#InContext: Elizabeth Cady Stanton

by | Nov 21, 2018

As a child, Elizabeth Cady Stanton wanted to destroy all the laws that were unjust to women by physically cutting the pages out of her father’s law books. Instead of wielding a pair of scissors, the adult Stanton would wield language and become a leading voice in the early Women’s Suffrage Movement.

Clothed in wealth and privilege early in life, Stanton was born to a prominent judge and Congressman in Johnstown, New York, on November 12, 1815. As a young girl, her father’s office became her intellectual playground. By debating her father’s law clerks, spending time in his law library, and discussing legal issues with him, Stanton developed an early understanding of the gender-based power imbalances that permeated her day-to-day life.

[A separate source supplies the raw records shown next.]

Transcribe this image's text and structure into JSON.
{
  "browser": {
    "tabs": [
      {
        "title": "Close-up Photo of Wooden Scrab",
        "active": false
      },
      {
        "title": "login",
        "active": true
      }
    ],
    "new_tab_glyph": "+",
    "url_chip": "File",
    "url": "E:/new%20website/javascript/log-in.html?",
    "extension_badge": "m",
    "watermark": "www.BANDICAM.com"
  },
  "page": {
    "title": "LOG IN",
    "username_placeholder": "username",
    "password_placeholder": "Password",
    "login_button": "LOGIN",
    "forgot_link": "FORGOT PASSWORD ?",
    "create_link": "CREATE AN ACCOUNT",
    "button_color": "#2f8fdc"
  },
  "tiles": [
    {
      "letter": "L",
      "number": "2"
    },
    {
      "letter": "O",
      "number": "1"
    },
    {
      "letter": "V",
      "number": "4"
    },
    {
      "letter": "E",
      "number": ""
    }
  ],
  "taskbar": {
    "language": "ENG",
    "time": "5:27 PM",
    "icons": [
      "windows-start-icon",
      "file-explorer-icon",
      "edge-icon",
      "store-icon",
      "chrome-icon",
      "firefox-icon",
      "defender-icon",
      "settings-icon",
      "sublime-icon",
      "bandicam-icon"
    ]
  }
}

These imbalances became especially poignant when, after her eldest brother died, Stanton’s father told her he wished she was a boy. Though flummoxed by this statement, Stanton strove to be and achieve everything her brother would have if he had lived. Stanton went on to win awards and excel as a student, first at Johnstown Academy and later at the Troy Female Seminary in New York.

In an early act of rebellion, Stanton insisted that the phrase, “promise to obey” be struck from her wedding vows when she married Henry Brewster Stanton, a prominent abolitionist. Stanton wrote that she “obstinately refused to obey one with whom [she] supposed [she] was entering into an equal relation.” This equality was immediately challenged when the newlyweds spent their honeymoon in London attending the World Anti-Slavery Convention, which refused to recognize female delegates.

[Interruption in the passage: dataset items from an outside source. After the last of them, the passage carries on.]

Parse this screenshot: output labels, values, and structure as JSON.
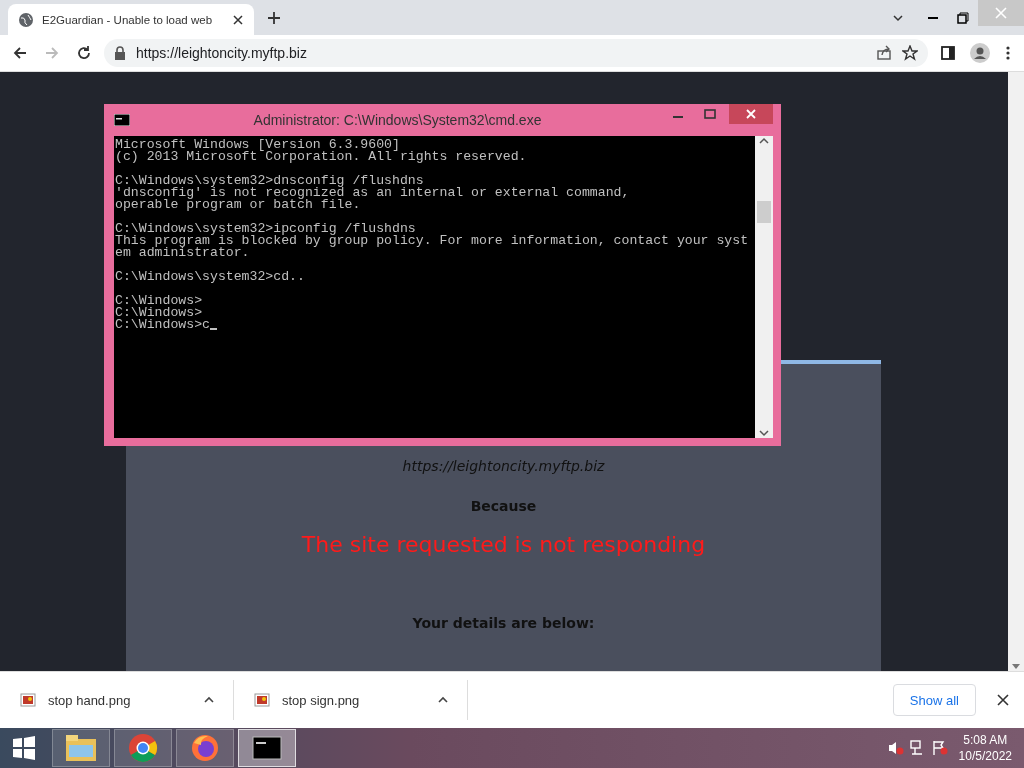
{
  "browser": {
    "tabs": [
      {
        "title": "E2Guardian - Unable to load web",
        "selected": true
      }
    ],
    "address": "https://leightoncity.myftp.biz"
  },
  "page": {
    "url": "https://leightoncity.myftp.biz",
    "because": "Because",
    "reason": "The site requested is not responding",
    "details_heading": "Your details are below:"
  },
  "console": {
    "title": "Administrator: C:\\Windows\\System32\\cmd.exe",
    "blocks": [
      [
        "Microsoft Windows [Version 6.3.9600]",
        "(c) 2013 Microsoft Corporation. All rights reserved."
      ],
      [
        "C:\\Windows\\system32>dnsconfig /flushdns",
        "'dnsconfig' is not recognized as an internal or external command,",
        "operable program or batch file."
      ],
      [
        "C:\\Windows\\system32>ipconfig /flushdns",
        "This program is blocked by group policy. For more information, contact your syst",
        "em administrator."
      ],
      [
        "C:\\Windows\\system32>cd.."
      ],
      [
        "C:\\Windows>",
        "C:\\Windows>",
        "C:\\Windows>c"
      ]
    ]
  },
  "downloads": {
    "items": [
      {
        "name": "stop hand.png"
      },
      {
        "name": "stop sign.png"
      }
    ],
    "show_all": "Show all"
  },
  "taskbar": {
    "apps": [
      {
        "kind": "explorer",
        "selected": false
      },
      {
        "kind": "chrome",
        "selected": false
      },
      {
        "kind": "firefox",
        "selected": false
      },
      {
        "kind": "console",
        "selected": true
      }
    ],
    "time": "5:08 AM",
    "date": "10/5/2022"
  }
}
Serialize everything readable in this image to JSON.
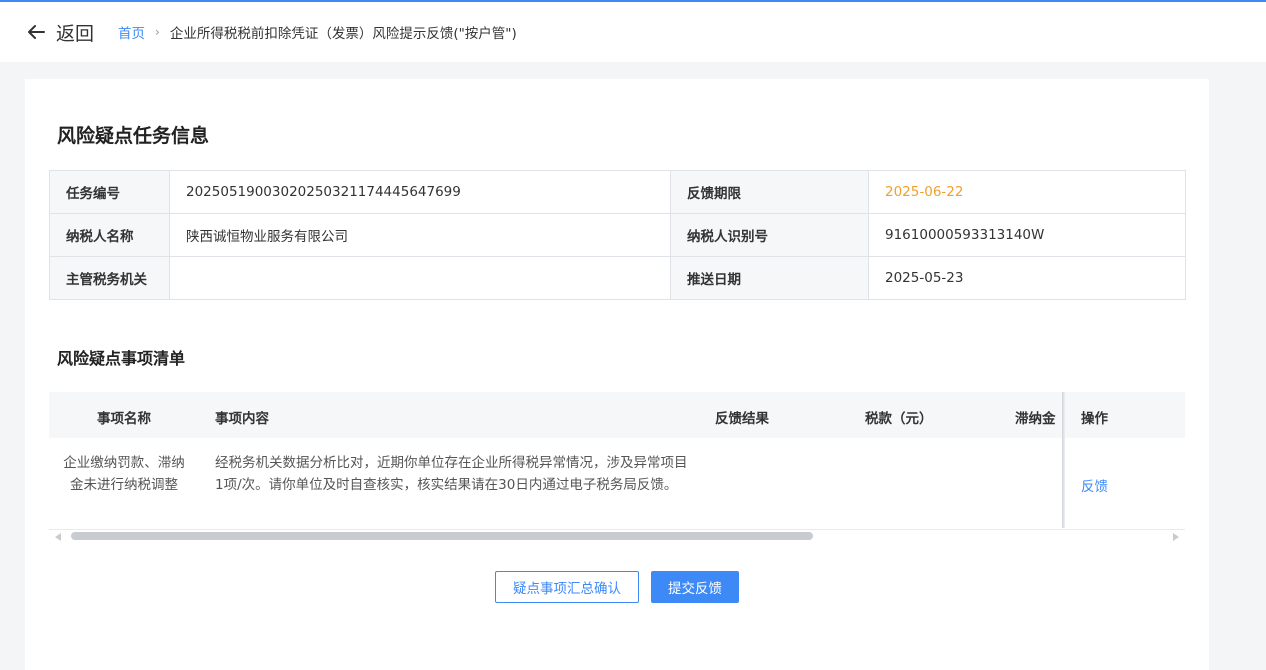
{
  "header": {
    "back_label": "返回",
    "breadcrumb_home": "首页",
    "breadcrumb_separator": "›",
    "breadcrumb_current": "企业所得税税前扣除凭证（发票）风险提示反馈(\"按户管\")"
  },
  "task_info": {
    "title": "风险疑点任务信息",
    "task_no_label": "任务编号",
    "task_no": "20250519003020250321174445647699",
    "deadline_label": "反馈期限",
    "deadline": "2025-06-22",
    "taxpayer_name_label": "纳税人名称",
    "taxpayer_name": "陕西诚恒物业服务有限公司",
    "taxpayer_id_label": "纳税人识别号",
    "taxpayer_id": "91610000593313140W",
    "tax_authority_label": "主管税务机关",
    "tax_authority": "",
    "push_date_label": "推送日期",
    "push_date": "2025-05-23"
  },
  "risk_list": {
    "title": "风险疑点事项清单",
    "columns": {
      "name": "事项名称",
      "content": "事项内容",
      "result": "反馈结果",
      "tax": "税款（元）",
      "late_fee": "滞纳金",
      "op": "操作"
    },
    "rows": [
      {
        "name": "企业缴纳罚款、滞纳金未进行纳税调整",
        "content": "经税务机关数据分析比对，近期你单位存在企业所得税异常情况，涉及异常项目1项/次。请你单位及时自查核实，核实结果请在30日内通过电子税务局反馈。",
        "result": "",
        "tax": "",
        "late_fee": "",
        "op": "反馈"
      }
    ]
  },
  "actions": {
    "confirm_label": "疑点事项汇总确认",
    "submit_label": "提交反馈"
  },
  "colors": {
    "accent": "#3d8af7",
    "deadline": "#f0a030"
  }
}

Stanton used the resistance as fuel for her efforts when she returned to the United States, organizing what would be known as the Seneca Falls Convention. The Convention fought for the social, civil, and religious rights of women and launched the women’s suffrage movement in the United States. Stanton authored the great work of the Convention: The Declaration of Sentiments and Resolutions, which introduced into the debate for the first time a woman’s right to vote. It was with this document that Stanton’s pen truly became her sword.

After the Seneca Falls Convention, Stanton worked tirelessly to shift the power imbalance between men and women that she had known as a girl and still experienced as an adult. She primarily focused on gaining the female vote. Stanton believed that women were unable to reach their intellectual and political potential because, “[w]ith men as the chief arbiters of legal and political rights, women were rendered civilly dead.”

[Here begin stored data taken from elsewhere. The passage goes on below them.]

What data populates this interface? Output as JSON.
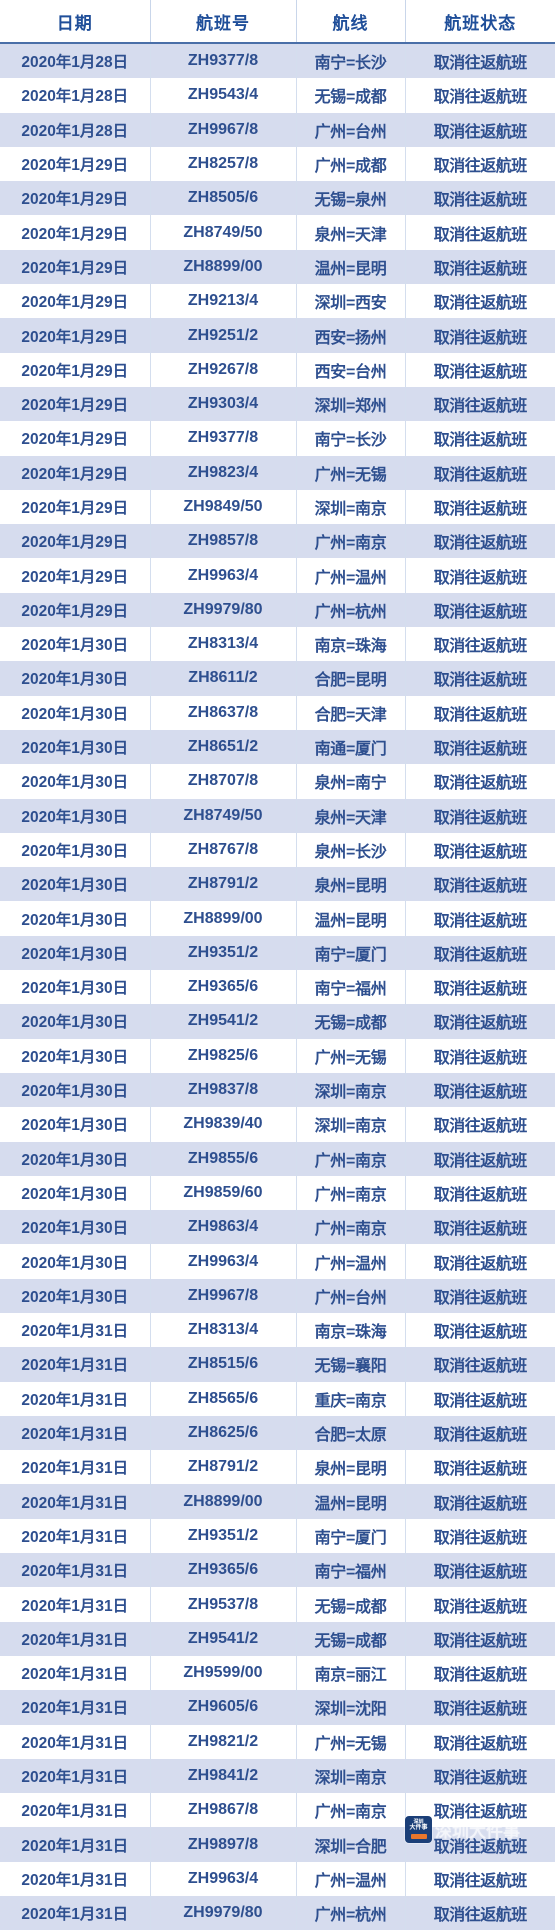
{
  "table": {
    "columns": [
      {
        "key": "date",
        "label": "日期"
      },
      {
        "key": "flight",
        "label": "航班号"
      },
      {
        "key": "route",
        "label": "航线"
      },
      {
        "key": "status",
        "label": "航班状态"
      }
    ],
    "rows": [
      {
        "date": "2020年1月28日",
        "flight": "ZH9377/8",
        "route": "南宁=长沙",
        "status": "取消往返航班"
      },
      {
        "date": "2020年1月28日",
        "flight": "ZH9543/4",
        "route": "无锡=成都",
        "status": "取消往返航班"
      },
      {
        "date": "2020年1月28日",
        "flight": "ZH9967/8",
        "route": "广州=台州",
        "status": "取消往返航班"
      },
      {
        "date": "2020年1月29日",
        "flight": "ZH8257/8",
        "route": "广州=成都",
        "status": "取消往返航班"
      },
      {
        "date": "2020年1月29日",
        "flight": "ZH8505/6",
        "route": "无锡=泉州",
        "status": "取消往返航班"
      },
      {
        "date": "2020年1月29日",
        "flight": "ZH8749/50",
        "route": "泉州=天津",
        "status": "取消往返航班"
      },
      {
        "date": "2020年1月29日",
        "flight": "ZH8899/00",
        "route": "温州=昆明",
        "status": "取消往返航班"
      },
      {
        "date": "2020年1月29日",
        "flight": "ZH9213/4",
        "route": "深圳=西安",
        "status": "取消往返航班"
      },
      {
        "date": "2020年1月29日",
        "flight": "ZH9251/2",
        "route": "西安=扬州",
        "status": "取消往返航班"
      },
      {
        "date": "2020年1月29日",
        "flight": "ZH9267/8",
        "route": "西安=台州",
        "status": "取消往返航班"
      },
      {
        "date": "2020年1月29日",
        "flight": "ZH9303/4",
        "route": "深圳=郑州",
        "status": "取消往返航班"
      },
      {
        "date": "2020年1月29日",
        "flight": "ZH9377/8",
        "route": "南宁=长沙",
        "status": "取消往返航班"
      },
      {
        "date": "2020年1月29日",
        "flight": "ZH9823/4",
        "route": "广州=无锡",
        "status": "取消往返航班"
      },
      {
        "date": "2020年1月29日",
        "flight": "ZH9849/50",
        "route": "深圳=南京",
        "status": "取消往返航班"
      },
      {
        "date": "2020年1月29日",
        "flight": "ZH9857/8",
        "route": "广州=南京",
        "status": "取消往返航班"
      },
      {
        "date": "2020年1月29日",
        "flight": "ZH9963/4",
        "route": "广州=温州",
        "status": "取消往返航班"
      },
      {
        "date": "2020年1月29日",
        "flight": "ZH9979/80",
        "route": "广州=杭州",
        "status": "取消往返航班"
      },
      {
        "date": "2020年1月30日",
        "flight": "ZH8313/4",
        "route": "南京=珠海",
        "status": "取消往返航班"
      },
      {
        "date": "2020年1月30日",
        "flight": "ZH8611/2",
        "route": "合肥=昆明",
        "status": "取消往返航班"
      },
      {
        "date": "2020年1月30日",
        "flight": "ZH8637/8",
        "route": "合肥=天津",
        "status": "取消往返航班"
      },
      {
        "date": "2020年1月30日",
        "flight": "ZH8651/2",
        "route": "南通=厦门",
        "status": "取消往返航班"
      },
      {
        "date": "2020年1月30日",
        "flight": "ZH8707/8",
        "route": "泉州=南宁",
        "status": "取消往返航班"
      },
      {
        "date": "2020年1月30日",
        "flight": "ZH8749/50",
        "route": "泉州=天津",
        "status": "取消往返航班"
      },
      {
        "date": "2020年1月30日",
        "flight": "ZH8767/8",
        "route": "泉州=长沙",
        "status": "取消往返航班"
      },
      {
        "date": "2020年1月30日",
        "flight": "ZH8791/2",
        "route": "泉州=昆明",
        "status": "取消往返航班"
      },
      {
        "date": "2020年1月30日",
        "flight": "ZH8899/00",
        "route": "温州=昆明",
        "status": "取消往返航班"
      },
      {
        "date": "2020年1月30日",
        "flight": "ZH9351/2",
        "route": "南宁=厦门",
        "status": "取消往返航班"
      },
      {
        "date": "2020年1月30日",
        "flight": "ZH9365/6",
        "route": "南宁=福州",
        "status": "取消往返航班"
      },
      {
        "date": "2020年1月30日",
        "flight": "ZH9541/2",
        "route": "无锡=成都",
        "status": "取消往返航班"
      },
      {
        "date": "2020年1月30日",
        "flight": "ZH9825/6",
        "route": "广州=无锡",
        "status": "取消往返航班"
      },
      {
        "date": "2020年1月30日",
        "flight": "ZH9837/8",
        "route": "深圳=南京",
        "status": "取消往返航班"
      },
      {
        "date": "2020年1月30日",
        "flight": "ZH9839/40",
        "route": "深圳=南京",
        "status": "取消往返航班"
      },
      {
        "date": "2020年1月30日",
        "flight": "ZH9855/6",
        "route": "广州=南京",
        "status": "取消往返航班"
      },
      {
        "date": "2020年1月30日",
        "flight": "ZH9859/60",
        "route": "广州=南京",
        "status": "取消往返航班"
      },
      {
        "date": "2020年1月30日",
        "flight": "ZH9863/4",
        "route": "广州=南京",
        "status": "取消往返航班"
      },
      {
        "date": "2020年1月30日",
        "flight": "ZH9963/4",
        "route": "广州=温州",
        "status": "取消往返航班"
      },
      {
        "date": "2020年1月30日",
        "flight": "ZH9967/8",
        "route": "广州=台州",
        "status": "取消往返航班"
      },
      {
        "date": "2020年1月31日",
        "flight": "ZH8313/4",
        "route": "南京=珠海",
        "status": "取消往返航班"
      },
      {
        "date": "2020年1月31日",
        "flight": "ZH8515/6",
        "route": "无锡=襄阳",
        "status": "取消往返航班"
      },
      {
        "date": "2020年1月31日",
        "flight": "ZH8565/6",
        "route": "重庆=南京",
        "status": "取消往返航班"
      },
      {
        "date": "2020年1月31日",
        "flight": "ZH8625/6",
        "route": "合肥=太原",
        "status": "取消往返航班"
      },
      {
        "date": "2020年1月31日",
        "flight": "ZH8791/2",
        "route": "泉州=昆明",
        "status": "取消往返航班"
      },
      {
        "date": "2020年1月31日",
        "flight": "ZH8899/00",
        "route": "温州=昆明",
        "status": "取消往返航班"
      },
      {
        "date": "2020年1月31日",
        "flight": "ZH9351/2",
        "route": "南宁=厦门",
        "status": "取消往返航班"
      },
      {
        "date": "2020年1月31日",
        "flight": "ZH9365/6",
        "route": "南宁=福州",
        "status": "取消往返航班"
      },
      {
        "date": "2020年1月31日",
        "flight": "ZH9537/8",
        "route": "无锡=成都",
        "status": "取消往返航班"
      },
      {
        "date": "2020年1月31日",
        "flight": "ZH9541/2",
        "route": "无锡=成都",
        "status": "取消往返航班"
      },
      {
        "date": "2020年1月31日",
        "flight": "ZH9599/00",
        "route": "南京=丽江",
        "status": "取消往返航班"
      },
      {
        "date": "2020年1月31日",
        "flight": "ZH9605/6",
        "route": "深圳=沈阳",
        "status": "取消往返航班"
      },
      {
        "date": "2020年1月31日",
        "flight": "ZH9821/2",
        "route": "广州=无锡",
        "status": "取消往返航班"
      },
      {
        "date": "2020年1月31日",
        "flight": "ZH9841/2",
        "route": "深圳=南京",
        "status": "取消往返航班"
      },
      {
        "date": "2020年1月31日",
        "flight": "ZH9867/8",
        "route": "广州=南京",
        "status": "取消往返航班"
      },
      {
        "date": "2020年1月31日",
        "flight": "ZH9897/8",
        "route": "深圳=合肥",
        "status": "取消往返航班"
      },
      {
        "date": "2020年1月31日",
        "flight": "ZH9963/4",
        "route": "广州=温州",
        "status": "取消往返航班"
      },
      {
        "date": "2020年1月31日",
        "flight": "ZH9979/80",
        "route": "广州=杭州",
        "status": "取消往返航班"
      }
    ]
  },
  "watermark": {
    "logo_line1": "深圳",
    "logo_line2": "大件事",
    "text": "深圳大件事"
  },
  "colors": {
    "header_text": "#1f4e99",
    "cell_text": "#2e4f8f",
    "row_even_bg": "#d6dcee",
    "row_odd_bg": "#ffffff",
    "header_rule": "#4a6fa8",
    "cell_border": "#d4deee"
  }
}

Stanton found a kindred spirit in fellow suffragist, Susan B. Anthony, who would become her loyal partner in activism and long-time friend. Stanton and Anthony’s meeting was fortuitous. By the time they met, Stanton was running a household and raising her first five of seven children. Anthony was unmarried and able to travel the country to rally support for women’s equality under the law. By 1852, Anthony was delivering speeches authored by Stanton on the lecture circuit. In many ways, the pair were the dynamic duo of the early women’s rights movement: Stanton the brains, Anthony the brawn. They would later co-author the first three volumes of History of Woman Suffrage, documenting the struggle for women’s rights.

By the 1880s, Stanton, in her mid-60s, proved once again that the pen is mightier than the sword (or in her case a pair of scissors). She candidly critiqued the systemic oppression of women, which she had spent her life fighting against in the first line of History of Woman Suffrage, writing:

“The prolonged slavery of woman is the darkest page in human history.”

We have still not quite turned that page of human history.

Stanton did not live to see the fruition of all the work she did for women, but it was not in vain. Women secured the right to vote less than two decades after her death. Moreover, her two daughters obtained college degrees, an impossible feat for women of her generation.

Stanton’s work laid the foundation for feminist philosophy, the modern women’s rights movement, and consequently the anti-trafficking movement as it exists today. Her unwavering pursuit of emancipation, equality under the law, and the right to be free from private oppression roots the anti-trafficking movement in the long struggle for freedom and provides inspiration for advocates, survivors, and activists to continue forging ahead for a better tomorrow.